Adult male Wistar rats (190–200 g) were obtained and housed under baseline laboratory conditions, including a fixed 12-hour light/dark cycle, an environmental temperature of 22 ± 2°C, and continuous access to food and water. Ethical clearance (Approval number FUTA/23/027) was granted by the Institutional Committee for Animal Welfare and Use, and all experiments were conducted in accordance with the Guide for the Care and Use of Laboratory Animals (National Research Council, 2011).

Group 1: Normal rats; received basal diet only, no scopolamine.

Group 2: SID rats; received 3 mg/kg body weight (BW) of scopolamine.

Group 3: SID + donepezil rats; received 5 mg/kg BW donepezil and scopolamine.

Group 4: SID + AFM (4%) rats; received 4% AFM supplemented diet and scopolamine.

Group 5: SID + AFM (8%) rats; received 8% AFM supplemented diet and scopolamine.

Group 6: SID + AFD (4%) rats; received 4% AFD supplemented diet and scopolamine.

Group 7: SID + AFD (8%) rats; received 8% AFD supplemented diet and scopolamine.

The experiment lasted for 14 days. Using a computerized number generator, animals were assigned randomly into groups (four animals per group) and received dietary supplementation consecutively for the 14-day experimental period. Groups 4–7 were pre-treated with diets supplemented with AFM or AFD at 4% and 8% inclusion, respectively. To avoid confounding factors, diet intake was monitored daily and normalized to BW and no significant differences were observed during the experimental period (see Table S1), ensuring consistent and complete consumption of the supplemented diets.

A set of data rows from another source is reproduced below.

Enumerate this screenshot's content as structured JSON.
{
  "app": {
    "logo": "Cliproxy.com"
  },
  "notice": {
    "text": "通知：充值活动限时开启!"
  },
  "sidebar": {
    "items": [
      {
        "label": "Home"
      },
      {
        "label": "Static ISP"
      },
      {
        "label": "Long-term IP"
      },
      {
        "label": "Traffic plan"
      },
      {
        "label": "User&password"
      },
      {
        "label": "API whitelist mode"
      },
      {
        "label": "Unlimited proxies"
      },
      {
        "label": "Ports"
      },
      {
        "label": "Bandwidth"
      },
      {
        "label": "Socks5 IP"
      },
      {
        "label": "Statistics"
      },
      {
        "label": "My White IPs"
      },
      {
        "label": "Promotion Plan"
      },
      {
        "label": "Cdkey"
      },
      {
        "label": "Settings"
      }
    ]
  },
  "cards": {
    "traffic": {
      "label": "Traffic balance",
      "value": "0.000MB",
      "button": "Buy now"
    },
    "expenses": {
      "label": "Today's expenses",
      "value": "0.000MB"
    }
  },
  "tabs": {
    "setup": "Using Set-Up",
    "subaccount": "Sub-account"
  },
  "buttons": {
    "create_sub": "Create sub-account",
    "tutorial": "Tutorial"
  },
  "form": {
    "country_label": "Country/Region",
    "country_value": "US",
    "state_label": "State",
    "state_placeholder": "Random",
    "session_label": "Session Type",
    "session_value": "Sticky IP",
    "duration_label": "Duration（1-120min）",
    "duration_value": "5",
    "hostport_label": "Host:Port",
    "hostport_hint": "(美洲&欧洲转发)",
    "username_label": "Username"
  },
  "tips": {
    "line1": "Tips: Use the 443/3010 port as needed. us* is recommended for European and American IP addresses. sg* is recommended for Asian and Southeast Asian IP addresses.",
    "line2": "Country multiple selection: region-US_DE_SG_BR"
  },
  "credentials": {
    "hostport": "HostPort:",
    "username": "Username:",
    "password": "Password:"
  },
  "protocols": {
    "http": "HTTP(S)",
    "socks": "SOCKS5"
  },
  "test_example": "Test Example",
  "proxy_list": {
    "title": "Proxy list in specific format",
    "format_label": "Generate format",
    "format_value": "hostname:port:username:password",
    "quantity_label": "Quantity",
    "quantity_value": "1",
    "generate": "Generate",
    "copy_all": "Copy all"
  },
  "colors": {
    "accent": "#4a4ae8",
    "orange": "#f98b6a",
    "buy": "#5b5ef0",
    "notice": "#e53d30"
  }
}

Donepezil, which was utilized as the positive reference, was orally administered at 5 mg/kg BW once daily, while scopolamine was administered intraperitoneally at 3 mg/kg BW once daily at the same time each day (~ 09:00 h) on the last 3 days of the experiment. The application of scopolamine followed the methodologies of Akomolafe et al. [16] and Agunloye et al. [17]. See Figure 1 below for the experimental timeline.

The rats were decapitated via cervical dislocation by trained personnel, after which the left testis tissue of each rat was immediately isolated, minced with scissors, and homogenized in phosphate buffer (0.1 M, pH 7.4). Centrifugation of the homogenates was carried out for 10 min at 12,000 × g, and the supernatant fraction was used for subsequent biochemical analysis [16].

All outcome assessments, including sperm concentration and other quality analyses, were performed by investigators who were blinded to the treatment groups. The groups were masked using letter codes (A–G) to minimize potential bias. Spectrophotometric readings were obtained using a visible spectrophotometer (V-5000 model, manufactured by A & E Lab UK CO., LTD).

The caudal epididymis collected was minced in normal saline, and the epididymal sperm were pipetted on a pre-sterilized microscopic slide. Sperm concentration was determined using a Neubauer counting chamber (hemocytometer), as described by Yokoi et al. [35]. Sperm mobility and morphology were evaluated using the method described by Nwanna et al. [36]. Progressive motility was classified into fast, slow, and non-motile sperm, and expressed as a percentage of total sperm observed. Morphology was categorized based on the percentage of sperm cells with normal morphology (NM) and those with abnormalities, further grouped into head defects (HD), neck defects (ND), and tail defects (TD). The percentage of fast motility and NM was prioritized for better comparative analysis and graphical representation.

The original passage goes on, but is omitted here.